SENTENCIA CONSTITUCIONAL 1426/2002 - R
Fecha: 25-Nov-2002
III.1
III.1 Que, a efectos de resolver problemáticas similares en cuanto a la procedencia de una orden de aprehensión por falta de concurrencia a la citación de comparendo, este Tribunal ha sido uniforme en señalar a partir de la SC 375/2000-R de 20 de abril, que la citación personal como acto formal no puede ser sustituido por “una representación de que no fue habido, toda vez que en este caso no puede invocarse desobediencia menos resistencia”. En este sentido, cabe señalar que en la nueva normativa procesal penal, respeto a la citación previa de comparendo, y la expedición de la orden de aprehensión por desobediencia a la requisitoria de la autoridad competente, no sólo que se ha establecido expresamente la citación previa, sino que el art. 62 de la Ley Orgánica del Ministerio Público es claro y terminante imponiendo al Ministerio Público que: “Las notificaciones y citaciones que deba realizar ..., se practicarán dentro de las veinticuatro horas de emitido el requerimiento o resolución y por cualquier medio legal de comunicación que asegure su recepción, o por el medio que el interesado expresamente haya aceptado o propuesto. En todo caso se observarán los requisitos exigidos por el Código de Procedimiento Penal”, cuyo cuerpo legal, concordante con el entendimiento expuesto en su art. 224 señala que el mandamiento de aprehensión sólo será expedido en el caso de que el imputado no se presentare en el término que se le fije o no justificare su inconcurrencia.
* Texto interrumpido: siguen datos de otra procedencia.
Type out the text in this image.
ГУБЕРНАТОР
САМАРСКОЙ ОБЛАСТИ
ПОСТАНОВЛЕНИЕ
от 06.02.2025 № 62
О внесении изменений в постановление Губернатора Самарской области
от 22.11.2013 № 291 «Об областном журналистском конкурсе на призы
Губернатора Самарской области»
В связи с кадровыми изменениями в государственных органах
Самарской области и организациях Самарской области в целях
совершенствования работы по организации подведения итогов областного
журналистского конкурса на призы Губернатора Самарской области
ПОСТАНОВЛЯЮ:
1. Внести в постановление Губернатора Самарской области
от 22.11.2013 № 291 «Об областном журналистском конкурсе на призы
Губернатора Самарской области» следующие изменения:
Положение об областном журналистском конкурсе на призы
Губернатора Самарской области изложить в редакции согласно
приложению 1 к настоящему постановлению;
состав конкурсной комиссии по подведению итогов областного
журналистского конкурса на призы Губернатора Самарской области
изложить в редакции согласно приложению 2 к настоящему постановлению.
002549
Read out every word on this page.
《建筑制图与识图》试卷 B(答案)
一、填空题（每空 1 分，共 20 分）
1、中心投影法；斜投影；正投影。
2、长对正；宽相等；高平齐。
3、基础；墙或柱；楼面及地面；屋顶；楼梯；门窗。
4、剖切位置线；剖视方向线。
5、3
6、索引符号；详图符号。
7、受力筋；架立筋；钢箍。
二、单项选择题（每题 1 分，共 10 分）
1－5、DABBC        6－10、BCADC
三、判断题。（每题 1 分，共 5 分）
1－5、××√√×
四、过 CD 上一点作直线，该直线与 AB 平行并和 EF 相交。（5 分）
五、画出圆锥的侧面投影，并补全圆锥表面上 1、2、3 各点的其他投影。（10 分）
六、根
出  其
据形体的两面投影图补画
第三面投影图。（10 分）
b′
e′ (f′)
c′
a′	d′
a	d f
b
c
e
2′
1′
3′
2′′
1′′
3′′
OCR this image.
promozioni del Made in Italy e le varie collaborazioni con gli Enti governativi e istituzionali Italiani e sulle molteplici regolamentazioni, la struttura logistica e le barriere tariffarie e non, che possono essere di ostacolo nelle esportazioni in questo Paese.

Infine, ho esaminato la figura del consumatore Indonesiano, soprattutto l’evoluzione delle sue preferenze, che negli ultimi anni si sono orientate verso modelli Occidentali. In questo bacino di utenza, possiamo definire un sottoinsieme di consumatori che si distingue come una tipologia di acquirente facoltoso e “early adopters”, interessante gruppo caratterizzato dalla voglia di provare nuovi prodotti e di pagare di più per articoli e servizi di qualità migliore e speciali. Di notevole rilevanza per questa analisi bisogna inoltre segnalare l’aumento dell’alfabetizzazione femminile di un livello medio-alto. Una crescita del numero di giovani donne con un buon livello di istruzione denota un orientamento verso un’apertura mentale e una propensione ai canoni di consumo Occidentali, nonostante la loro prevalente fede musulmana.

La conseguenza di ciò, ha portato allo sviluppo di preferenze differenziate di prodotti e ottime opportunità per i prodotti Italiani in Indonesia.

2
Que, las normas referidas anteriormente parten del art. 9 CPE, pues este impone una prohibición a la limitación del derecho a la libertad, si no existe el mandamiento escrito emitido por autoridad competente y no se cumplen las formalidades legales; de modo que, los citados preceptos procesales, no hacen más que garantizar la observancia del referido mandato constitucional, que debe ser observado estrictamente por las autoridades públicas, más aun cuando por el cargo o función que ocupan están llamados a defender la legalidad por mandato de la Constitución.